Захотелось пойти и отыскать мальчишку. А потом долго и с упоением колотить, вбивая в глотку зубы. Пока кровью не захлебнется. Но в душе целитель понимал, что эта ярость неправильная, пустая. И не ярость вовсе, а так — обида, уязвленная гордость, что ему предпочли рыхлого дряблого паренька, ничего толком не умеющего и из себя не являющего. Поэтому крефф стиснул зубы, подавляя рвущееся из груди бешенство. За долгие годы службы в Цитадели он научился владеть собой и, по чести сказать, научился неплохо. И ныне эти умения, ой, как пригодились.
Бьерга смотрела на внутреннюю борьбу мужчины с затаенной настороженностью. Она видела, как одеревенела его спина, как застыл взгляд. Уж не надурил бы чего…
— Ихтор… — негромко позвала колдунья. — Охолонись. Он теля неразумное. А ты волчище матерый уже. Охолонись. Не тронь парня.
Мужчина коротко кивнул.
— Поклянись Ихтор, — тихо сказала Майрико. — Никто об этом проведать не должен. Дети они, глупые дети. С собой не совладали. Смирись, что не тебе досталась, смирись и забудь. Пусть идет, как идет. Отступись.
Крефф молчал. Только на щеках перекатывались желваки. Женщины правы. Можно из чрева вырвать новую жизнь, но вот любовь из сердца вырвать ни у кого не получится. Однако же молодость и глупость проходят. Как и первая любовь. Тамиру же скоро ехать с наставником по погостам, и пропадет он на целое лето. А юное сердце пылкое — горит жарко, но ведь и сгорает быстро. Рано или поздно, девке прискучит одиночество.
Поэтому Ихтор спустя несколько мгновений молчания сказал:
— Ни ей, ни ему зла не сделаю и языком впусте трепать не стану. Не дурак. Или на крови вам тут поклясться?
Колдунья отрицательно покачала головой и сказала только:
— Неси ее отсюда, пока спит, — и, шустро завернув в узел кровавые тряпки, направилась к двери, кинув на прощание обоим целителям:
— Не телитесь тут, не дай Хранители увидит кто.
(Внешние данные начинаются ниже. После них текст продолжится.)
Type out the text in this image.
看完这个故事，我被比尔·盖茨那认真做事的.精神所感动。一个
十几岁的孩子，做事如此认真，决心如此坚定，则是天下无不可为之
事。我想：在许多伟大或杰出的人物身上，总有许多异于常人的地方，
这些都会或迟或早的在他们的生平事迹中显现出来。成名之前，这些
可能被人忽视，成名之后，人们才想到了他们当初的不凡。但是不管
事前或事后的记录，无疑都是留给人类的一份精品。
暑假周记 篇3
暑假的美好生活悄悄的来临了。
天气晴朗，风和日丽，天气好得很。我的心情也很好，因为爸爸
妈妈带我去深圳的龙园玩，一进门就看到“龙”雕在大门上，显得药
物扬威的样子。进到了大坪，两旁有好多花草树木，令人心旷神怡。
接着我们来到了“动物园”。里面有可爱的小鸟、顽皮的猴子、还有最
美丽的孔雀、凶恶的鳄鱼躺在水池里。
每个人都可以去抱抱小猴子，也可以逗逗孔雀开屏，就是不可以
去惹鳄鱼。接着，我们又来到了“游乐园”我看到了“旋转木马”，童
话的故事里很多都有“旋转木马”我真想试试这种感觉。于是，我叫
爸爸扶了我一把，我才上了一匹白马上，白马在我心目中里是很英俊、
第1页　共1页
И еще. Майрико, хватит с ней возиться как кошке с приплодом. Коль наблудить смогла, значит и остальное все сможет. Держи в строгости. Нечего больше сопли подбирать. И, гляди у меня… чтоб каждое утро девка отвар пила.
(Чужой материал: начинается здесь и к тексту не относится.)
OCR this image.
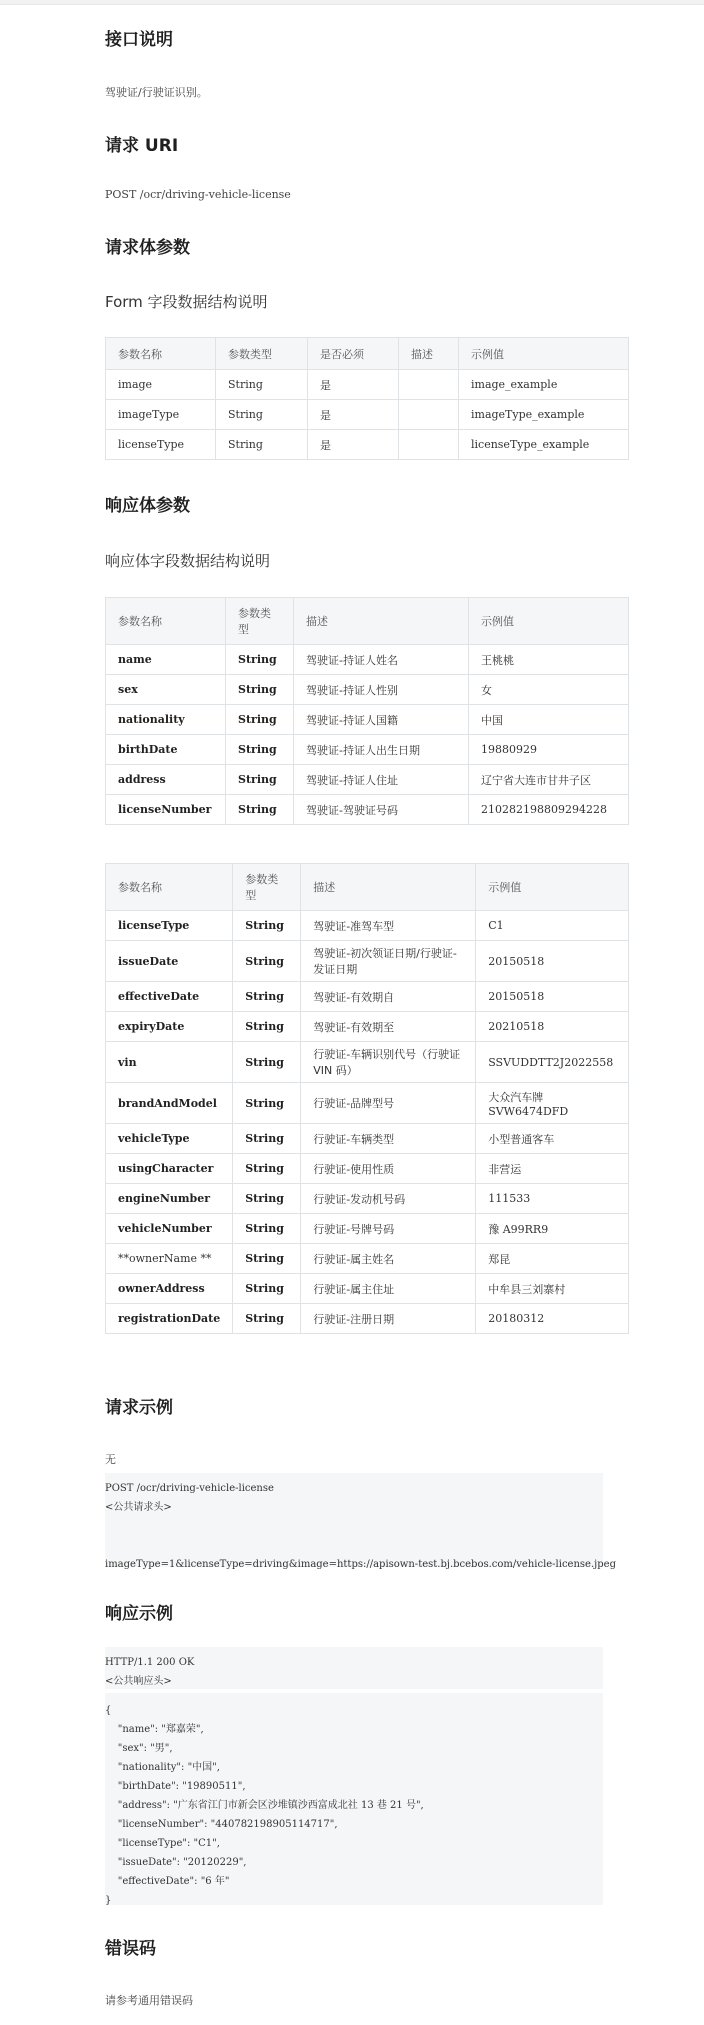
接口说明

驾驶证/行驶证识别。

请求 URI

POST /ocr/driving-vehicle-license

请求体参数
Form 字段数据结构说明
参数名称	参数类型	是否必须	描述	示例值
image	String	是		image_example
imageType	String	是		imageType_example
licenseType	String	是		licenseType_example
响应体参数
响应体字段数据结构说明
参数名称	参数类型	描述	示例值
name	String	驾驶证-持证人姓名	王桃桃
sex	String	驾驶证-持证人性别	女
nationality	String	驾驶证-持证人国籍	中国
birthDate	String	驾驶证-持证人出生日期	19880929
address	String	驾驶证-持证人住址	辽宁省大连市甘井子区
licenseNumber	String	驾驶证-驾驶证号码	210282198809294228
参数名称	参数类型	描述	示例值
licenseType	String	驾驶证-准驾车型	C1
issueDate	String	驾驶证-初次领证日期/行驶证-发证日期	20150518
effectiveDate	String	驾驶证-有效期自	20150518
expiryDate	String	驾驶证-有效期至	20210518
vin	String	行驶证-车辆识别代号（行驶证 VIN 码）	SSVUDDTT2J2022558
brandAndModel	String	行驶证-品牌型号	大众汽车牌 SVW6474DFD
vehicleType	String	行驶证-车辆类型	小型普通客车
usingCharacter	String	行驶证-使用性质	非营运
engineNumber	String	行驶证-发动机号码	111533
vehicleNumber	String	行驶证-号牌号码	豫 A99RR9
**ownerName **	String	行驶证-属主姓名	郑昆
ownerAddress	String	行驶证-属主住址	中牟县三刘寨村
registrationDate	String	行驶证-注册日期	20180312
请求示例

无

POST /ocr/driving-vehicle-license
<公共请求头>
imageType=1&licenseType=driving&image=https://apisown-test.bj.bcebos.com/vehicle-license.jpeg
响应示例
HTTP/1.1 200 OK
<公共响应头>
{
"name": "郑嘉荣",
"sex": "男",
"nationality": "中国",
"birthDate": "19890511",
"address": "广东省江门市新会区沙堆镇沙西富成北社 13 巷 21 号",
"licenseNumber": "440782198905114717",
"licenseType": "C1",
"issueDate": "20120229",
"effectiveDate": "6 年"
}
错误码

请参考通用错误码
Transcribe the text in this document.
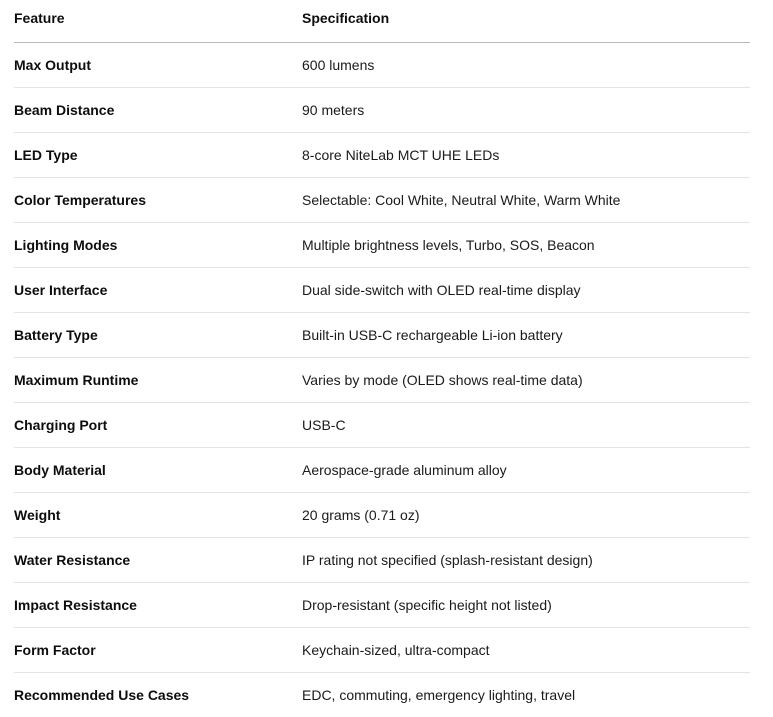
Feature	Specification
Max Output	600 lumens
Beam Distance	90 meters
LED Type	8-core NiteLab MCT UHE LEDs
Color Temperatures	Selectable: Cool White, Neutral White, Warm White
Lighting Modes	Multiple brightness levels, Turbo, SOS, Beacon
User Interface	Dual side-switch with OLED real-time display
Battery Type	Built-in USB-C rechargeable Li-ion battery
Maximum Runtime	Varies by mode (OLED shows real-time data)
Charging Port	USB-C
Body Material	Aerospace-grade aluminum alloy
Weight	20 grams (0.71 oz)
Water Resistance	IP rating not specified (splash-resistant design)
Impact Resistance	Drop-resistant (specific height not listed)
Form Factor	Keychain-sized, ultra-compact
Recommended Use Cases	EDC, commuting, emergency lighting, travel
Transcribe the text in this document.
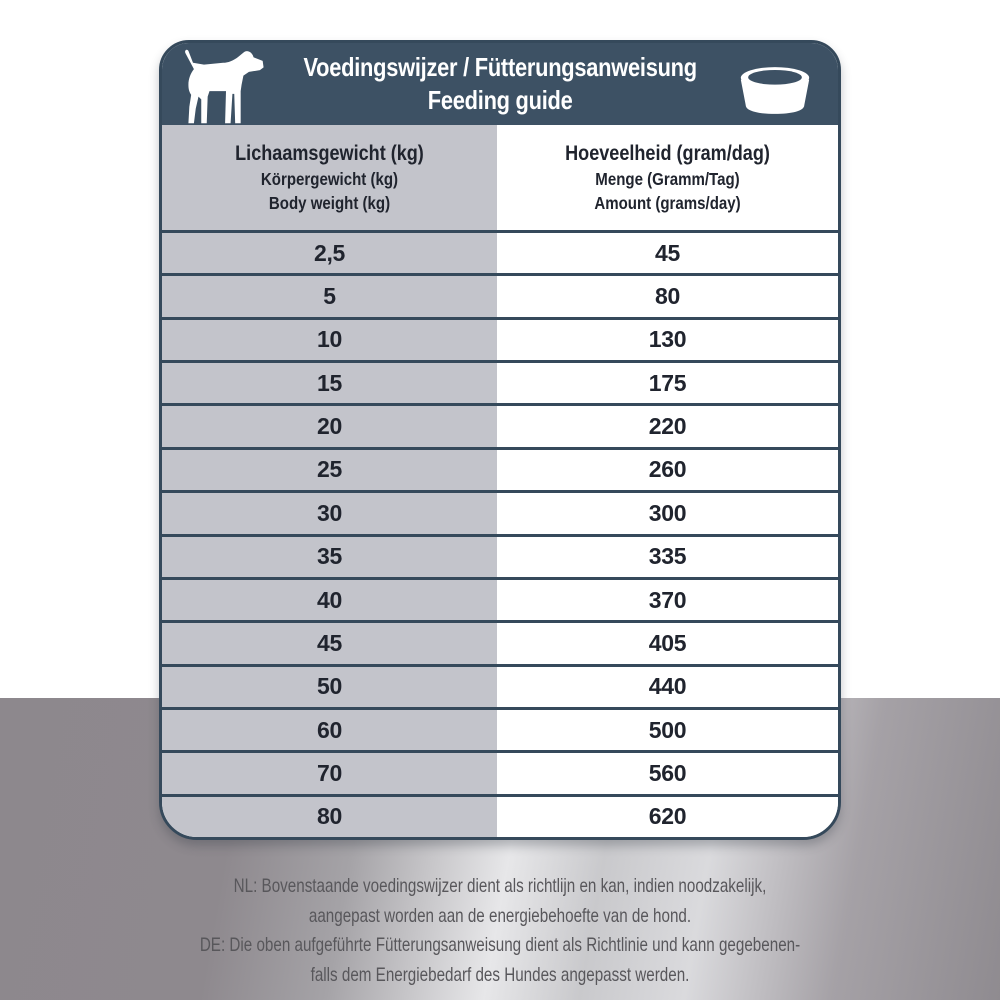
Voedingswijzer / Fütterungsanweisung
Feeding guide
Lichaamsgewicht (kg)
Körpergewicht (kg)
Body weight (kg)
Hoeveelheid (gram/dag)
Menge (Gramm/Tag)
Amount (grams/day)
2,5	45
5	80
10	130
15	175
20	220
25	260
30	300
35	335
40	370
45	405
50	440
60	500
70	560
80	620
NL: Bovenstaande voedingswijzer dient als richtlijn en kan, indien noodzakelijk,
aangepast worden aan de energiebehoefte van de hond.
DE: Die oben aufgeführte Fütterungsanweisung dient als Richtlinie und kann gegebenen-
falls dem Energiebedarf des Hundes angepasst werden.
Айлиша пришла в себя оттого, что куда-то плыла. В теле разлилась томительная слабость, а веки стали тяжелыми-тяжелыми. Девушке казалось, будто она качается в тесной лодочке по волнам неспешной речки Стеши, что петляла в лугах возле ее родной деревни. Вот только не слышно плеска волн, не доносится запах воды…
Когда же ученица Майрико разлепила глаза, то увидела близко-близко обезображенное лицо с пустой глазницей.
Ихтор!
— Что затряслась? — черноволосый целитель нес ее так легко, словно бы ноша ничего не весила. — Не нравлюсь?
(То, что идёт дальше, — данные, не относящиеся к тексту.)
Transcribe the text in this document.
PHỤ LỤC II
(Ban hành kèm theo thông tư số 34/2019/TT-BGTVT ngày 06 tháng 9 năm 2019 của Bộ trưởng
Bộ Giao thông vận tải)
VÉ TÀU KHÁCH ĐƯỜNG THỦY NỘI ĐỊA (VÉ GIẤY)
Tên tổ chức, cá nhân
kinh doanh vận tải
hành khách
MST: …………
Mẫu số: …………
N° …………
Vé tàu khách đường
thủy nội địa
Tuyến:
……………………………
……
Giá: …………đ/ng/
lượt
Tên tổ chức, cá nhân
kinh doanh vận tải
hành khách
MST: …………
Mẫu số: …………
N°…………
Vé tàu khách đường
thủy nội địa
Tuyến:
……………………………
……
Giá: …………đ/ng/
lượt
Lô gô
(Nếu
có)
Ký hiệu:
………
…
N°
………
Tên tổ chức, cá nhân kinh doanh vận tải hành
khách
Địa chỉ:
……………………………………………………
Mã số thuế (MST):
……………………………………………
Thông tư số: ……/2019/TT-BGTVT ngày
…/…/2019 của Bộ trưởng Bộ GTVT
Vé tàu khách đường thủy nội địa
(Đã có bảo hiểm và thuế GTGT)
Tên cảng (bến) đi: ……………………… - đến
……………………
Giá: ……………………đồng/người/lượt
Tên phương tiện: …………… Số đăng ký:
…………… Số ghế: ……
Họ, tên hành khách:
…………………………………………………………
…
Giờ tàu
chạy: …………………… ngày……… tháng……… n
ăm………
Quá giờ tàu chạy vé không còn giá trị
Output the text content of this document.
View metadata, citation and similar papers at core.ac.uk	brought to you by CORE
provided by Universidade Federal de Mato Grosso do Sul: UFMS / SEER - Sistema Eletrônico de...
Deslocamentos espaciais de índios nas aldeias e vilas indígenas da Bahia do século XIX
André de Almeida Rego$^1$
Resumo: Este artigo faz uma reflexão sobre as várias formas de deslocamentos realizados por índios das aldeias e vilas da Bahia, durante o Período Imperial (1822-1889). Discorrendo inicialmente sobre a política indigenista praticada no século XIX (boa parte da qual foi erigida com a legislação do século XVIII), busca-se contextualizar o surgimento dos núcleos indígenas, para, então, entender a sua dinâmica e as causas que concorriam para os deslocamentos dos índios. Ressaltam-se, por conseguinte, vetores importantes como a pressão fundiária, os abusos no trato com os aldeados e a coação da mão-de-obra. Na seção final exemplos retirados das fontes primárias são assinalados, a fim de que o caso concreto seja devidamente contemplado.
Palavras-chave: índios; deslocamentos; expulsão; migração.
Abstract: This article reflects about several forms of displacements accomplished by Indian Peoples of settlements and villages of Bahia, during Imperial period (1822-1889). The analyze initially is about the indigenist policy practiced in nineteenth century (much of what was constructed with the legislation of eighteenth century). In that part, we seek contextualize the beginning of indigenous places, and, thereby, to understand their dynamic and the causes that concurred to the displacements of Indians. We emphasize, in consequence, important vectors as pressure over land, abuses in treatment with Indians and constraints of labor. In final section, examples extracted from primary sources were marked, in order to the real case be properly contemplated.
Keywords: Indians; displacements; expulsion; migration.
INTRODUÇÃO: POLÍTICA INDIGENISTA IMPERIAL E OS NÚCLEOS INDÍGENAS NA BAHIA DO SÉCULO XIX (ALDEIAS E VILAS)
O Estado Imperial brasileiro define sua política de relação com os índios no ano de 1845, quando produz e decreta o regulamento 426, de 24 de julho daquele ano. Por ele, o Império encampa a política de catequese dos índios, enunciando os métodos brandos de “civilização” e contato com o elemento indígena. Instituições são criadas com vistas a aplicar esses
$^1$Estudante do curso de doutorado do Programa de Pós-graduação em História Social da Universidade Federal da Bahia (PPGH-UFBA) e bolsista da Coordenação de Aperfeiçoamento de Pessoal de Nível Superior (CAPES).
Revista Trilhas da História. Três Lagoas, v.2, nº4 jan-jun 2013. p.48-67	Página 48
— Я… я… — бессвязно залепетала выученица.
— Упала ты. Застудилась, видать. Да и краски пришли, — донесся откуда-то сбоку прохладный голос наставницы. — Хорошо я в коридоре тебя вовремя нашла, а то бы заиндевела вся на полу-то.
Приболела? Ах, да… Айлиша словно сквозь сон вспомнила, как кружилась с утра голова, как мучил тело озноб.
— Я на урок шла… — слабо попыталась оправдаться ученица.
— Меньше с босыми ногами шастать надо, — проворчал крефф и ускорил шаг.
Девушка хотела повиниться перед ним и Майрико, но тяжелый неодолимый сон обволок сознание, и она погрузилась в его вязкую пучину.
Бьерга, неся в руке тяжелое деревянное ведро с окровавленными тряпками, неспешно спускалась по крутой лестнице в темное протопленное царство сварливой Нурлисы.
Колдунья зашла в истопную, где яростно пылала печь, рассылая волны жара. В трубе ревел огонь, за каменной стеной в огромном чане грелась вода для мылен. Тут было хорошо. Всегда натоплено. Тихо. Некромантка надела на руку войлочную рукавицу, отодвинула в сторону дверцу и стала бросать в топку окровавленную ткань, проталкивала ее тяжелой кочергой подальше, глотая едкий, рвущийся прочь дым. Потом подбросила в печь еще пару поленьев и задвинула дверцу обратно, ощущая, как горит от яростного жара лицо.